En realidad, ni Almodóvar quiso banalizar las violaciones ni Villena quería promover la pederastia porque ambos se limitaron a compartir sus quimeras e instigaciones en un contexto y un momento en el que todo parecía permitido y al mismo tiempo suponía ser transgresor, sofisticado y progresista, tras cuatro décadas bajo una dictadura mojigata y pezuñenta. La escritora Marta Sanz (2018, p. 118) –universitaria durante la movida– ha sido clara y rotunda al respecto:

[…] Lo que pasa no es que Almodóvar esté haciendo apología de la violación (esa sería la lectura literal, perezosa y castradora a la que estamos hoy acostumbrados), lo que pasa es que Almodóvar, a través de ese personaje, esa situación y esas palabras, expresa su deseo de salir de la caverna de represiones en la que estuvimos encerrados durante cuarenta años.
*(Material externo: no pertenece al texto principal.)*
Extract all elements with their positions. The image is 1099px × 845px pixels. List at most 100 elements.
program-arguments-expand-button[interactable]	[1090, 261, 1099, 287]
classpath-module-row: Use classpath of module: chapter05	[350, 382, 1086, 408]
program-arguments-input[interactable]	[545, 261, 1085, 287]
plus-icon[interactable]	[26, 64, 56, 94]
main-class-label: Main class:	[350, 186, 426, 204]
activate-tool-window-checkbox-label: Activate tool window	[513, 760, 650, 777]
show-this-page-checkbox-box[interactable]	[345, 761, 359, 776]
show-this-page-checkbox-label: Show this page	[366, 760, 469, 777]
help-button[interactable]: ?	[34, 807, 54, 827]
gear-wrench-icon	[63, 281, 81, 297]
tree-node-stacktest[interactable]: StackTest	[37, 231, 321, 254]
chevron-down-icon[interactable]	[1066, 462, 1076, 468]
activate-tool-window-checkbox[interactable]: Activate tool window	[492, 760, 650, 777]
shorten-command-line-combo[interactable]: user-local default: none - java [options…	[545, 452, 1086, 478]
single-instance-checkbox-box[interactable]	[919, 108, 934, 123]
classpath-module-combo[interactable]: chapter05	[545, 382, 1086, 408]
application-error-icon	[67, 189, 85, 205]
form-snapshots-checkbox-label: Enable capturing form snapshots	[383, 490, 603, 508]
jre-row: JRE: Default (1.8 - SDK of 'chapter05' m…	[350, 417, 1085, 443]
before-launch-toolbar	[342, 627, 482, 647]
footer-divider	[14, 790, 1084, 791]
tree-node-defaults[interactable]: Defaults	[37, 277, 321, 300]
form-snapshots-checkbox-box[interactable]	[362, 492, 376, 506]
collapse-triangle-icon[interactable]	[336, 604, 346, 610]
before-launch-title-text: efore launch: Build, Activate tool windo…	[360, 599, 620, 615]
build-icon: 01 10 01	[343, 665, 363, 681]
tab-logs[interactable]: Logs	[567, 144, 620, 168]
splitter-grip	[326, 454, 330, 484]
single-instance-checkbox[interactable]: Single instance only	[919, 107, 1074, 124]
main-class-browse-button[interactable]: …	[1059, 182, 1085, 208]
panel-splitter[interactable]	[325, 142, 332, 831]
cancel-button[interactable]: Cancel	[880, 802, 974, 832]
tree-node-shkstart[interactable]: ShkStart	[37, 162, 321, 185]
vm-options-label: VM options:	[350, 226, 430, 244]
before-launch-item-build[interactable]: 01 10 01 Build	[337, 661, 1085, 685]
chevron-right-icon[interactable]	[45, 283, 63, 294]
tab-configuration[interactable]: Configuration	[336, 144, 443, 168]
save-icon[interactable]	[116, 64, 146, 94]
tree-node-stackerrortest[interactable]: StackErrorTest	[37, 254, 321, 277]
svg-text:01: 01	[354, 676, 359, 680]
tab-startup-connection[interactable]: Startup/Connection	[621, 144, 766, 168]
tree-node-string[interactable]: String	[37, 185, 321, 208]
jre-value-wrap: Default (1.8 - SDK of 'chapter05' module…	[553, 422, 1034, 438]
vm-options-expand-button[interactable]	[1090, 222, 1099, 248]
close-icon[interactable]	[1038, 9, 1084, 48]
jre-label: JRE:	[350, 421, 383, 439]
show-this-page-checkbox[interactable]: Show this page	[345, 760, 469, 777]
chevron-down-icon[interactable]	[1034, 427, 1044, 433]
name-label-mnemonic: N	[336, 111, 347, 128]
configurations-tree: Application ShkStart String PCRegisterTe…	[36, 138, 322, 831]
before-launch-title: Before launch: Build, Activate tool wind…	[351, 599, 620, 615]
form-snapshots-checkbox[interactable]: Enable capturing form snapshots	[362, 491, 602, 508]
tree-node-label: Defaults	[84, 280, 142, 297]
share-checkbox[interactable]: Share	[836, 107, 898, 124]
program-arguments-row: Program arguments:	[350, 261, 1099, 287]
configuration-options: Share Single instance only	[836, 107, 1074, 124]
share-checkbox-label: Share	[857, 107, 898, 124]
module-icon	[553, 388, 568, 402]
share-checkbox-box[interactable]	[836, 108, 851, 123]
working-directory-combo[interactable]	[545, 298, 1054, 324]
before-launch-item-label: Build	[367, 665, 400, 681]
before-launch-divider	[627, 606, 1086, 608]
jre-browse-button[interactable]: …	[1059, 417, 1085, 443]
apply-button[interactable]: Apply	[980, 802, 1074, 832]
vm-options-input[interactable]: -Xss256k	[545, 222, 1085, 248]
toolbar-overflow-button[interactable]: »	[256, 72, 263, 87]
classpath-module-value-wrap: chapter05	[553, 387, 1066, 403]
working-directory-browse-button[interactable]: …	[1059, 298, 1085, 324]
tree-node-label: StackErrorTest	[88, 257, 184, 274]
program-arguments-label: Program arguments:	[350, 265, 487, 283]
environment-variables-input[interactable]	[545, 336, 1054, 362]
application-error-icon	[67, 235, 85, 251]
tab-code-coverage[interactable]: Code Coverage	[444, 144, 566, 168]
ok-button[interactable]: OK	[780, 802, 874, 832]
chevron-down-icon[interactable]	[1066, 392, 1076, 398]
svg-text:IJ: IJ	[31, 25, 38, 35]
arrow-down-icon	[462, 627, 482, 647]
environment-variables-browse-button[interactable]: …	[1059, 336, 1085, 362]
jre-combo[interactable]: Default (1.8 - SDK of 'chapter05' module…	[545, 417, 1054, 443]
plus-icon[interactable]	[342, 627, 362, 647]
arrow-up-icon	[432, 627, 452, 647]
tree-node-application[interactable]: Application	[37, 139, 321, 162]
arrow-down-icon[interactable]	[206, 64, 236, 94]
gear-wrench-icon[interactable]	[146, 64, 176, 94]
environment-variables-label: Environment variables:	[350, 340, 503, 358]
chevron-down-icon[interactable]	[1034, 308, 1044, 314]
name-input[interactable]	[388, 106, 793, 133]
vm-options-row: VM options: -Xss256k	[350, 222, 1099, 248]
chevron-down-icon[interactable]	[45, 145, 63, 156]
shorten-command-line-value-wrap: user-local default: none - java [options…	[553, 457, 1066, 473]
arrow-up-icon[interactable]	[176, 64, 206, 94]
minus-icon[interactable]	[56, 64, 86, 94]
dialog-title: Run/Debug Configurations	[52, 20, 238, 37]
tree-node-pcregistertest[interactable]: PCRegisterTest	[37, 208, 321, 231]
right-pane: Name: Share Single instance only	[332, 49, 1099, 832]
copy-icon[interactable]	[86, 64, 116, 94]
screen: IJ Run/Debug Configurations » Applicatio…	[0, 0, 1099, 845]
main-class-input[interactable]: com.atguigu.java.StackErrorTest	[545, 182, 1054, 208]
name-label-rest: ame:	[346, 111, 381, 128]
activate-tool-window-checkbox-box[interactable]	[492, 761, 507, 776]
Expresa el ansia de libertad sexual y depura, de sus demonios de suciedad y sus inhibiciones, el concepto de sexo. La hipérbole es la figura retórica con la que el director dice una cosa a través de otra: una cosa que no podemos decodificar sensatamente si no tenemos en cuenta la historia del texto almodovariano, las coordenadas discursivas e históricas en las que esa obra se ha construido.[1]

Sin embargo, a mí me gustaría añadir que esas «coordenadas discursivas e históricas» eran más susceptibles de ser dilucidadas por los mismos protagonistas y actores secundarios de la movida porque en el interior de la propia España, y sobre todo en América Latina, no existían ni los códigos ni las referencias que les permitieron a los madrileños decodificar semejantes hipérboles. Por decirlo en términos de Giorgio Agamben, la movida se consagró a profanar todo lo sagrado, ya se tratara de la tradición, la familia o la religión, del cuerpo, la inocencia o la convivencia civil:

La profanación implica, en cambio, una neutralización de aquello que se profana. Una vez profanado, aquello que no estaba disponible y se hallaba separado pierde su aura y es restituido al uso. Ambas son operaciones políticas, pero la primera tiene que ver con el ejercicio del poder, al que garantiza imprimiéndole un modelo sagrado; la segunda desactiva los dispositivos del poder y restituye al uso común los espacios que aquel había confiscado (Agambem, 2005, p. 101).

Sin embargo, fuera de la burbuja endogámica nocturno-madrileña de la movida, aquellas profanaciones –que no eran más que disfuerzos y bravatas– desasosegaron incluso a observadores progresistas recién llegados a Madrid,[2] mientras influían de forma impredecible en los imaginarios y la educación sentimental del resto del país. Y conste que todavía no hemos glosado ninguna obra donde se pueda apreciar la imagen de las mujeres que crearon algunos cineastas, cantautores o novelistas de la movida, quienes entronizaron la persuasión de que las mujeres libres, valientes y modernas eran las que se entregaban a una sexualidad sin prejuicios ni compromisos ni explicaciones, como en «La mujer que yo quiero» (1971) de Joan Manuel Serrat, «Una de dos» (1984) de Luis Eduardo Aute o «Medias negras» (1990) de Joaquín Sabina, por no hablar de otros temas interpretados por bandas como Nacha Pop («Chica de ayer»), Beirut la Noche («Ella se hizo monja») o Los Ilegales («Eres una puta»).